Huss has been serving his country and community with the Nevada Army National Guard since 2011. It’s been a long road for this Soldier since Fort Leonard Wood, where he graduated with the Military Police School. He’s been helping his community with the COVID-19 outbreak since July.

Huss is one of over 280 Soldiers serving on orders for JTF17. What made him stand out is when he decided to take charge in creating a more efficient process for people on the COVID-19 vaccine standby list.

“It all started with a Facebook group (Las Vegas Vaccine Hunters),” Huss said. “At the beginning, it was a challenge because everything was so new, but our goal from the start was to be better organized.”

After seeing the challenges facing his team with the standby list, Huss took charge and began to work with his chain of command. He identified areas of concern based upon social media intelligence, sat down with his leadership and developed a proactive approach to reduce wait times.

“At first, the waitlist was on the fly and was comprised of just a list of names,” Huss said. “I saw this and thought, 'How can we make this better?' We began to prioritize the list based upon the Southern Nevada Health District's age guidelines and began to really engage with people on a personal level when they would arrive.”

“I’m genuinely amazed how he’s taken on this responsibility,” said 2nd Lt. Samirah Furman, the officer in charge at the site. “He’s adapted to numerous challenges and he’s overcome every obstacle put in his path and turned them into success.”

Mark Smith, a member of the Facebook group, praised Huss on the site.
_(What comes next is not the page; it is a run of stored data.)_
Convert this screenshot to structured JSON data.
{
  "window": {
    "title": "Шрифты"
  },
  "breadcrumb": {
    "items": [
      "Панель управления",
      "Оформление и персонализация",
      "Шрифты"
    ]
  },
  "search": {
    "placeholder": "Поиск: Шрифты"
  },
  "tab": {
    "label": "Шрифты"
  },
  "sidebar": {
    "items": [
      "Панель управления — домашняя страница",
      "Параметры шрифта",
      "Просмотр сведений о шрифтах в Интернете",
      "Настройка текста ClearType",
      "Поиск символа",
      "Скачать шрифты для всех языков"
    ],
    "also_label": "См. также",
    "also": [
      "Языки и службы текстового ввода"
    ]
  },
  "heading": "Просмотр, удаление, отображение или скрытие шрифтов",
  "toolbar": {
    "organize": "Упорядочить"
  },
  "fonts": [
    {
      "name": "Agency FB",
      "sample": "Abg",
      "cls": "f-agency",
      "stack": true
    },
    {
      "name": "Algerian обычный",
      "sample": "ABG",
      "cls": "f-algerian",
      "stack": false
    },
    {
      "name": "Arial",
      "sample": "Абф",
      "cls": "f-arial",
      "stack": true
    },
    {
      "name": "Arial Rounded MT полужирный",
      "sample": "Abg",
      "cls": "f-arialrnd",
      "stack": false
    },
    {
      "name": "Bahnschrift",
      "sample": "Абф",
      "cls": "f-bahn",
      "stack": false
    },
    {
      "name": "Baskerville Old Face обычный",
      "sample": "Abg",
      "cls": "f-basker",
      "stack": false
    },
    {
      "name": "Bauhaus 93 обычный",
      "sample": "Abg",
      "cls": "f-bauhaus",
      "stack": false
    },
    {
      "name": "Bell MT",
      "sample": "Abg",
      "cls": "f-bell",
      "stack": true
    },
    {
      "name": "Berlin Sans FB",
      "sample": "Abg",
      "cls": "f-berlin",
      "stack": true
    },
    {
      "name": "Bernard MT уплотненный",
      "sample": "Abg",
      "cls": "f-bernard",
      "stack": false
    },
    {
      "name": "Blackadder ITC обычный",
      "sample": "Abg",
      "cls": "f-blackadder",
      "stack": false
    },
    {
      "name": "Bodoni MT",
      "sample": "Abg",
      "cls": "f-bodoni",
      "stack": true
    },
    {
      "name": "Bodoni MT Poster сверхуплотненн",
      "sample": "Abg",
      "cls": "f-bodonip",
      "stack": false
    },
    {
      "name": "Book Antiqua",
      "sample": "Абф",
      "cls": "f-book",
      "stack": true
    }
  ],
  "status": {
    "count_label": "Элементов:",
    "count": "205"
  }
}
“I especially want to call your attention to Sgt. Huss, who is assigned to the Cashman vaccination facility,” Smith wrote. “He has helped provide a community service with a professionalism in his work to ensure that every possible dose is administered. He manages the process and openly communicates in a clear and precise manner, answering every single question of a crowd over 100 people every morning.”

Huss didn’t stop at helping organize the standby list. When people showed up in the morning, he took a personal interest and interacted with them as they waited for information. Instead of just getting on the list and coming back later in the day, his team would assist with real-time dose availability, walking the public through creating an appointment and getting them in the door for vaccinations.
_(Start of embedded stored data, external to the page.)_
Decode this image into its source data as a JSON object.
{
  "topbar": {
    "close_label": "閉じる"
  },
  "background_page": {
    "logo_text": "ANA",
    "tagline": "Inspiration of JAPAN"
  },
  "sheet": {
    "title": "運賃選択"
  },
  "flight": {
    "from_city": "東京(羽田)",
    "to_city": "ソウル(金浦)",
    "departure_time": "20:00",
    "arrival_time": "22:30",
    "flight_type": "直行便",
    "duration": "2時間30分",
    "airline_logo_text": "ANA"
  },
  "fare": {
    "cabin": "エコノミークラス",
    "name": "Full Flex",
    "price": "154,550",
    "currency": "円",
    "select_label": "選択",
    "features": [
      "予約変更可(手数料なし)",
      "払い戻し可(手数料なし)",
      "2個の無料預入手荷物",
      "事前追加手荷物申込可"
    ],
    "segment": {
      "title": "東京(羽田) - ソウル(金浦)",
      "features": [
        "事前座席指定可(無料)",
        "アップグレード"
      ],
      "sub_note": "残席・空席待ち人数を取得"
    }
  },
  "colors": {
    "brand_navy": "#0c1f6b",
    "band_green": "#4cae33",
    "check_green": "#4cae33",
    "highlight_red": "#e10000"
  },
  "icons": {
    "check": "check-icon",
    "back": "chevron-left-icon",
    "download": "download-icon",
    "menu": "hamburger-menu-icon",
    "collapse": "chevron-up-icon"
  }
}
“My team is the first set of people you will meet when you come to Cashman,” Huss said. “It’s about customer service. The smaller amount of people I have on the list means we’re getting more people in the door and vaccinated. The day we get rid of the list, that’s a good day because it means everyone’s getting in.”

Clark County hit 719,000 doses administered as of March 17, up from 500,000 just a short time ago, according to the Southern Nevada Health District. It was also reported that Nevada had the ninth-highest utilization rate in the nation, using 91% of its allocated vaccines compared to the national average of 85%.